In particular, Felsted and Halzack note,  “At the luxe end of the spectrum, consumers in the U.S., Europe and Asia — including young Chinese shoppers — want aspirational and unusual options.” This is reflected in the growth of premium fragrance sales over the past 5 years. In North America, for instance, premium fragrances have grown at a rate of 16 percent, according to Euromonitor International. Sales of mass market fragrances, on the other hand, have dropped by 15 percent.

In the Asia Pacific region, premium fragrances grew at a rate of 41 percent, compared to mass market fragrances at 33 percent during the same 5 year period. Meanwhile, Latin American consumers are actually leading the growth in premium fragrances, which have grown over the past 5 years at a rate of 76 percent compared to 59 percent growth of mass fragrances.

Such growth comes at the expense of mass market options, such as those “branded with pop stars and actresses,” whether it be the Parlux-produced Paris Hilton-fronted fragrance range that has banked more than $2.5 billion in revenue since its debut in 2004 or the similarly lucrative Britney Spears collection.

This large-scale shunning of celeb scents is not without exceptions, though. One of the most significant anomalies is, of course, Kim Kardashian’s KKW and Kimoji fragrances. As celebrity-centric outlets reported this summer, Kardashian made a rumored $1 million per minute for the first five minutes that her newest Kimoji fragrances were on the market. Her KKW fragrances have similarly sparked social media frenzies and sizable sales.

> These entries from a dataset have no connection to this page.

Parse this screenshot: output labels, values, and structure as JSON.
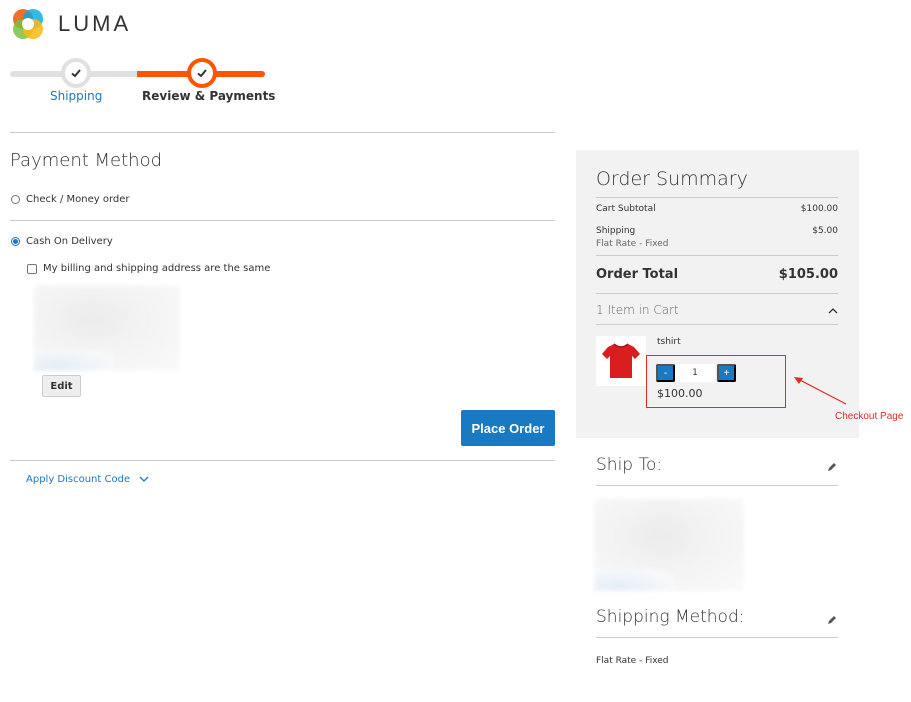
{
  "brand": {
    "name": "LUMA"
  },
  "progress": {
    "steps": [
      {
        "label": "Shipping",
        "state": "complete"
      },
      {
        "label": "Review & Payments",
        "state": "active"
      }
    ]
  },
  "payment": {
    "title": "Payment Method",
    "options": [
      {
        "label": "Check / Money order",
        "selected": false
      },
      {
        "label": "Cash On Delivery",
        "selected": true
      }
    ],
    "same_address_label": "My billing and shipping address are the same",
    "edit_label": "Edit",
    "place_order_label": "Place Order",
    "discount_label": "Apply Discount Code"
  },
  "summary": {
    "title": "Order Summary",
    "cart_subtotal_label": "Cart Subtotal",
    "cart_subtotal_value": "$100.00",
    "shipping_label": "Shipping",
    "shipping_sub": "Flat Rate - Fixed",
    "shipping_value": "$5.00",
    "order_total_label": "Order Total",
    "order_total_value": "$105.00",
    "items_label": "1 Item in Cart",
    "item": {
      "name": "tshirt",
      "qty": "1",
      "minus": "-",
      "plus": "+",
      "price": "$100.00"
    }
  },
  "annotation": {
    "text": "Checkout Page"
  },
  "ship_to": {
    "title": "Ship To:"
  },
  "shipping_method": {
    "title": "Shipping Method:",
    "value": "Flat Rate - Fixed"
  },
  "colors": {
    "accent": "#1979c3",
    "progress_active": "#ff5501",
    "annotation": "#e02b27"
  },
  "icons": [
    "luma-logo-icon",
    "check-icon",
    "chevron-down-icon",
    "chevron-up-icon",
    "tshirt-icon",
    "pencil-icon",
    "arrow-icon"
  ]
}
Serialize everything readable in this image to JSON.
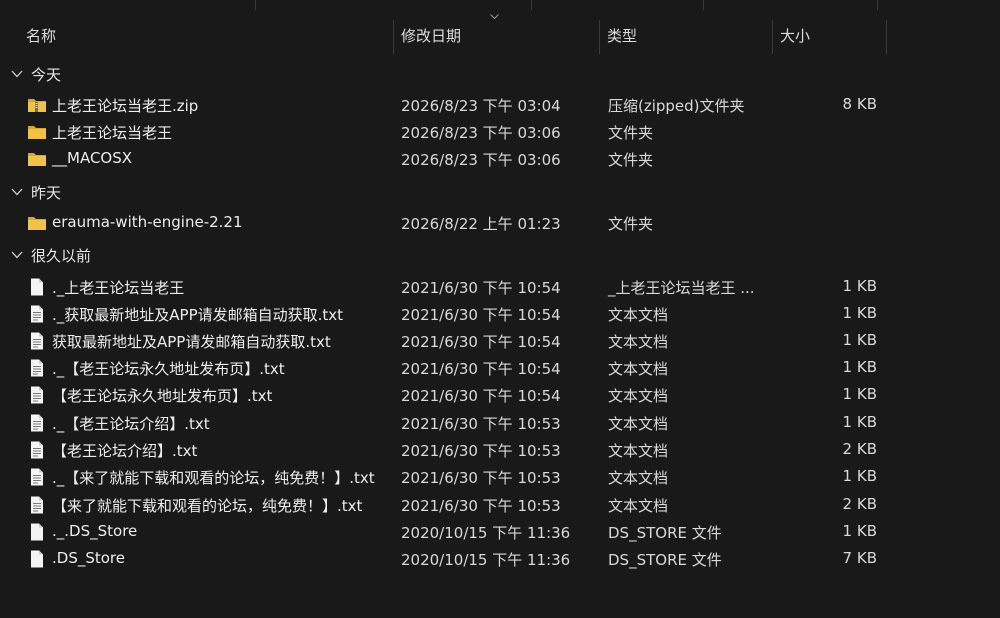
{
  "columns": {
    "name": "名称",
    "date": "修改日期",
    "type": "类型",
    "size": "大小"
  },
  "colors": {
    "background": "#191919",
    "folder": "#f1c24a",
    "folder_dark": "#d9a62c",
    "text": "#ededed"
  },
  "groups": [
    {
      "label": "今天",
      "rows": [
        {
          "name": "上老王论坛当老王.zip",
          "date": "2026/8/23 下午 03:04",
          "type": "压缩(zipped)文件夹",
          "size": "8 KB",
          "icon": "zip-folder-icon"
        },
        {
          "name": "上老王论坛当老王",
          "date": "2026/8/23 下午 03:06",
          "type": "文件夹",
          "size": "",
          "icon": "folder-icon"
        },
        {
          "name": "__MACOSX",
          "date": "2026/8/23 下午 03:06",
          "type": "文件夹",
          "size": "",
          "icon": "folder-icon"
        }
      ]
    },
    {
      "label": "昨天",
      "rows": [
        {
          "name": "erauma-with-engine-2.21",
          "date": "2026/8/22 上午 01:23",
          "type": "文件夹",
          "size": "",
          "icon": "folder-icon"
        }
      ]
    },
    {
      "label": "很久以前",
      "rows": [
        {
          "name": "._上老王论坛当老王",
          "date": "2021/6/30 下午 10:54",
          "type": "_上老王论坛当老王 ...",
          "size": "1 KB",
          "icon": "file-icon"
        },
        {
          "name": "._获取最新地址及APP请发邮箱自动获取.txt",
          "date": "2021/6/30 下午 10:54",
          "type": "文本文档",
          "size": "1 KB",
          "icon": "text-file-icon"
        },
        {
          "name": "获取最新地址及APP请发邮箱自动获取.txt",
          "date": "2021/6/30 下午 10:54",
          "type": "文本文档",
          "size": "1 KB",
          "icon": "text-file-icon"
        },
        {
          "name": "._【老王论坛永久地址发布页】.txt",
          "date": "2021/6/30 下午 10:54",
          "type": "文本文档",
          "size": "1 KB",
          "icon": "text-file-icon"
        },
        {
          "name": "【老王论坛永久地址发布页】.txt",
          "date": "2021/6/30 下午 10:54",
          "type": "文本文档",
          "size": "1 KB",
          "icon": "text-file-icon"
        },
        {
          "name": "._【老王论坛介绍】.txt",
          "date": "2021/6/30 下午 10:53",
          "type": "文本文档",
          "size": "1 KB",
          "icon": "text-file-icon"
        },
        {
          "name": "【老王论坛介绍】.txt",
          "date": "2021/6/30 下午 10:53",
          "type": "文本文档",
          "size": "2 KB",
          "icon": "text-file-icon"
        },
        {
          "name": "._【来了就能下载和观看的论坛，纯免费！】.txt",
          "date": "2021/6/30 下午 10:53",
          "type": "文本文档",
          "size": "1 KB",
          "icon": "text-file-icon"
        },
        {
          "name": "【来了就能下载和观看的论坛，纯免费！】.txt",
          "date": "2021/6/30 下午 10:53",
          "type": "文本文档",
          "size": "2 KB",
          "icon": "text-file-icon"
        },
        {
          "name": "._.DS_Store",
          "date": "2020/10/15 下午 11:36",
          "type": "DS_STORE 文件",
          "size": "1 KB",
          "icon": "file-icon"
        },
        {
          "name": ".DS_Store",
          "date": "2020/10/15 下午 11:36",
          "type": "DS_STORE 文件",
          "size": "7 KB",
          "icon": "file-icon"
        }
      ]
    }
  ]
}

As for traditional mid-market producers, such as Revlon and Coty Inc., they have work to do. Coty, for one, “has responded by slimming down its portfolio of lower-priced labels since its joint venture two years ago with P&G’s beauty unit,” per Bloomberg. Beyond that, these giants could benefit from “personalized fragrances and bottles, alongside those specializing in natural and organic products,” says Deborah Aitken, an analyst at Bloomberg Intelligence. Additionally, acquisitions of smaller, more Instagrammable fragrance companies could be fertile ground for growth going forward.